After our model has been trained, we have a few ways that we can think about using it for "inference". The first way is to use simple TensorFlow inference (assuming you are using TensorFlow). This will most likely be the most straight-forward way to use your model since you will simply have to load the model and run something like model.predict(). While this may be GPU accelerated, the same way training is, it may not be the most optimized version of the model for inference on specific GPU. platforms. In this example we trained the model for only one epoch so it is not well trained and optimized. For that we want to use NVIDIA's TensorRT SDK which creates an optimized version of your model for inference.
Whether the model will be used for batch processing of requests in large chunks or streaming for a user to interact with as fast as possible, TensorRT will assist with the creation of the most efficient model to run on the GPU. To experiment with a few models that were optimized with TensorRT directly without going through the process of creating our own, we can grab one from the set of NGC pre-trained models specifically for TensorRT.
To get started, we want to download a fine-tuned model for the question/answer task that we will use for inference. We will grab this model from NVIDIA GPU Cloud (NGC). We use one of the fine-tuned models to demonstrate performance which can be achieved from a fully trained model as well as optimized for inference/deployment. We will use the NGC CLI (which has been pre-installed in this container) to download the corresponding model. In this case, we will download a BERT-Large model with a sequence length of 384 and a FP16 precision. After downloading the model, we built the TensorRT model. Then we provide a passage and question (since we have fine-tuned our model for the Q&A task) for the BERT model to infer on. Finally we test the model using the provided data. We have now gone through the process of taking a fine-tuned model from NGC, creating an optimized TensorRT model and running inference with it.

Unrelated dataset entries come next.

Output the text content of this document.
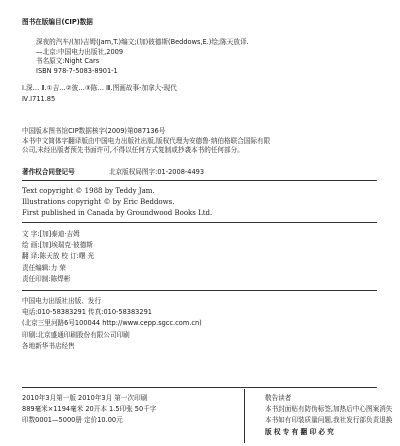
图书在版编目(CIP)数据
深夜的汽车/(加)吉姆(Jam,T.)编文;(加)彼德斯(Beddows,E.)绘;陈天放译.
—北京:中国电力出版社,2009
书名原文:Night Cars
ISBN 978-7-5083-8901-1
Ⅰ.深… Ⅱ.①吉…②彼…③陈… Ⅲ.图画故事-加拿大-现代
Ⅳ.I711.85
中国版本图书馆CIP数据核字(2009)第087136号
本书中文简体字翻译版由中国电力出版社出版,版权代理为安德鲁·纳伯格联合国际有限
公司,未经出版者预先书面许可,不得以任何方式复制或抄袭本书的任何部分。
著作权合同登记号	北京版权局图字:01-2008-4493
Text copyright © 1988 by Teddy Jam.
Illustrations copyright © by Eric Beddows.
First published in Canada by Groundwood Books Ltd.
文 字:[加]泰迪·吉姆
绘 画:[加]埃瑞克·彼德斯
翻 译:陈天放 校 订:曙 光
责任编辑:力 荣
责任印制:陈焊彬
中国电力出版社出版、发行
电话:010-58383291 传真:010-58383291
(北京三里河路6号100044 http://www.cepp.sgcc.com.cn)
印刷:北京盛通印刷股份有限公司印刷
各地新华书店经售
2010年3月第一版 2010年3月 第一次印刷
889毫米×1194毫米 20开本 1.5印张 50千字
印数0001—5000册 定价10.00元
敬告读者
本书封面贴有防伪标签,加热后中心图案消失
本书如有印装质量问题,我社发行部负责退换
版 权 专 有 翻 印 必 究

This container image is impacted by the following CVEs contained in upstream packages used by the image (TensorFlow tf1):
Data Leak in TensorFlow - CRITICAL vulnerability found in non-os package type (python)
Integer Truncation in Shard API Usage - CRITICAL vulnerability found in non-os package type (python)

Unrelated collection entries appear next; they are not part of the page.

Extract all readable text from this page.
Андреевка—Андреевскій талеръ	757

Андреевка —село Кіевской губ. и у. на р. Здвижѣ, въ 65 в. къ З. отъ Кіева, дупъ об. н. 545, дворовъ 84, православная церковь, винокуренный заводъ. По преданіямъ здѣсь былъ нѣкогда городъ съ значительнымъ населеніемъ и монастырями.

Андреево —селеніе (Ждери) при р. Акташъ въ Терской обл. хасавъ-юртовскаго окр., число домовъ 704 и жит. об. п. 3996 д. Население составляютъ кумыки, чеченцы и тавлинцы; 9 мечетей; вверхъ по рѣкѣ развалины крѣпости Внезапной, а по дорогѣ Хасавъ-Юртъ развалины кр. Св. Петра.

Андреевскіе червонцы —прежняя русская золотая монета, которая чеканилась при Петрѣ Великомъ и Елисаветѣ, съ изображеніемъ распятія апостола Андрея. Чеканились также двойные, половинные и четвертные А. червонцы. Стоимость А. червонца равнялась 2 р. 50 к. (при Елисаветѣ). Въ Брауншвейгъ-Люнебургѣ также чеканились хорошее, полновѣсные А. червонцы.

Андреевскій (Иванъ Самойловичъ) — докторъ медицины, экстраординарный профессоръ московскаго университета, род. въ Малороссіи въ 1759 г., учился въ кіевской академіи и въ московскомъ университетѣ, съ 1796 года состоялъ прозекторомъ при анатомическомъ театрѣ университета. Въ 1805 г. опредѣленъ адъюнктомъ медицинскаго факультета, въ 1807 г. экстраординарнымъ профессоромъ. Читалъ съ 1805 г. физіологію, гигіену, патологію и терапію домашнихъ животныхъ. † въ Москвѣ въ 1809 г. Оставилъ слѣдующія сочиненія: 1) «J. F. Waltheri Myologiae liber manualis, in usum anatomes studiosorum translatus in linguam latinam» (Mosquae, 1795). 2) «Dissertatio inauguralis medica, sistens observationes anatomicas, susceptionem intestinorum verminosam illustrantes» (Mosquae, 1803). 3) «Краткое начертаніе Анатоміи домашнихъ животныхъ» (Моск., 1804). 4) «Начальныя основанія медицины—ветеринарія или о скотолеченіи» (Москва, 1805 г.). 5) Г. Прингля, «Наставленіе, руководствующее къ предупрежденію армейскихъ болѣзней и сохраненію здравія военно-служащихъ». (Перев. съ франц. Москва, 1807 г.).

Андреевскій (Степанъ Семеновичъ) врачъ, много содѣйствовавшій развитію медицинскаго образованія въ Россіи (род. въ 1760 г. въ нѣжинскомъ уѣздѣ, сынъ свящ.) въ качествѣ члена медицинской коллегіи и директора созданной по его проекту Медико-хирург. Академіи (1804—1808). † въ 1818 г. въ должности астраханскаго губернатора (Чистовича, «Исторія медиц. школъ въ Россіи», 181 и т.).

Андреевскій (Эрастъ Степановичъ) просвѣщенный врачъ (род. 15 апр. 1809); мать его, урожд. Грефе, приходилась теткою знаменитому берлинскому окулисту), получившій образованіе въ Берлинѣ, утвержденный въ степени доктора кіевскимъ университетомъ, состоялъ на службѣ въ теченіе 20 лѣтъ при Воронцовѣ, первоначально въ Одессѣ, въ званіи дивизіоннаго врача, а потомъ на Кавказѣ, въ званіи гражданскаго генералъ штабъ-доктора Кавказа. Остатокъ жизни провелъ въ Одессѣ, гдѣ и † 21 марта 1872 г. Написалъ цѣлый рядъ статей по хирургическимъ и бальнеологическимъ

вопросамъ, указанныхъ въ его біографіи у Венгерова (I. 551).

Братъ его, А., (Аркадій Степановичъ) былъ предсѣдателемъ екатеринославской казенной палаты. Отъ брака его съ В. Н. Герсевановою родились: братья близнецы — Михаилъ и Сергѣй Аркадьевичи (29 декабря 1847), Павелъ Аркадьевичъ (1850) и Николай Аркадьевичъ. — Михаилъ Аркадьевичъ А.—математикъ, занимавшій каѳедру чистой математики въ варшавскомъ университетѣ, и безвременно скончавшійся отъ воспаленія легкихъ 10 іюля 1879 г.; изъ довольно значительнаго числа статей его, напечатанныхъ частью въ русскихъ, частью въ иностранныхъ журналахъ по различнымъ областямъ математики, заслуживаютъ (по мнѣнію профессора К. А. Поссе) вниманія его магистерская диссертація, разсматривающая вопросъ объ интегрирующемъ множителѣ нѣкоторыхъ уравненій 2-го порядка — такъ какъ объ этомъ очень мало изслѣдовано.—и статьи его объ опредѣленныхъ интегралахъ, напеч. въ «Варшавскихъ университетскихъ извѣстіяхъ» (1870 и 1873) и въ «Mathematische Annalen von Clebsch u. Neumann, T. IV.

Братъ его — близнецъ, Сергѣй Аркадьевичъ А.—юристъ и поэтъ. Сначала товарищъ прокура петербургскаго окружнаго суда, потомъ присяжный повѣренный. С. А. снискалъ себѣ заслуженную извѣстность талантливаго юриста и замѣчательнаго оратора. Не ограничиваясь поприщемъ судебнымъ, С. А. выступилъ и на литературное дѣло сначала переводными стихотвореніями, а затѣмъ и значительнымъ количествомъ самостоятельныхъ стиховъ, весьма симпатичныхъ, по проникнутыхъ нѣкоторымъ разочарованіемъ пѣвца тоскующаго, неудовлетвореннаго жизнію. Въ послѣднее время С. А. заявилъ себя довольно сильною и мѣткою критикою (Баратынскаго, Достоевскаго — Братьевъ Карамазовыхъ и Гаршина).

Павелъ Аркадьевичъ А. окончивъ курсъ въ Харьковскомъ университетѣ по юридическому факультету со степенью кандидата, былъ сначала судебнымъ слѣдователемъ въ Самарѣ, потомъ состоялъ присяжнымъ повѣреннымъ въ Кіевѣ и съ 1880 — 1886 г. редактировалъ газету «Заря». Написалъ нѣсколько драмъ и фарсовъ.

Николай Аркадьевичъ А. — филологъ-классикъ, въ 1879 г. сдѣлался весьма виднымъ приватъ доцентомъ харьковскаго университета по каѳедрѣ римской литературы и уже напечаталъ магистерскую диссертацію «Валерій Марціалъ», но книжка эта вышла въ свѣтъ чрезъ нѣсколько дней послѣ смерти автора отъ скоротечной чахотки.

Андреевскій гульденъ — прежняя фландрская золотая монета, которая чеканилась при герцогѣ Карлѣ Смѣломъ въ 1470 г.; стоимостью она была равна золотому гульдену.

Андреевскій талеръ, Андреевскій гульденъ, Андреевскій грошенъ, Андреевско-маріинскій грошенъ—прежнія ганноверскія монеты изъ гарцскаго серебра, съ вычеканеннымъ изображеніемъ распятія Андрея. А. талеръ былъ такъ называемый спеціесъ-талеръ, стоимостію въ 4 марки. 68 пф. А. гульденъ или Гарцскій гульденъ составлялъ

Denial of Service in TensorFlow - CRITICAL vulnerability found in non-os package type (python)
Heap Buffer Overflow in TensorFlow - HIGH vulnerability found in non-os package type (python)
NLTK - HIGH vulnerability found in non-os package type (python)
Data Corruption in tensorflow-lite - HIGH vulnerability found in non-os package type (python)
Segfault and data corruption in tensorflow-lite - HIGH vulnerability found in non-os package type (python)
Denial of Service in TensorFlow - HIGH vulnerability found in non-os package type (python)
Fixes to these vulnerabilities are currently being worked on and will be patched in v20.10.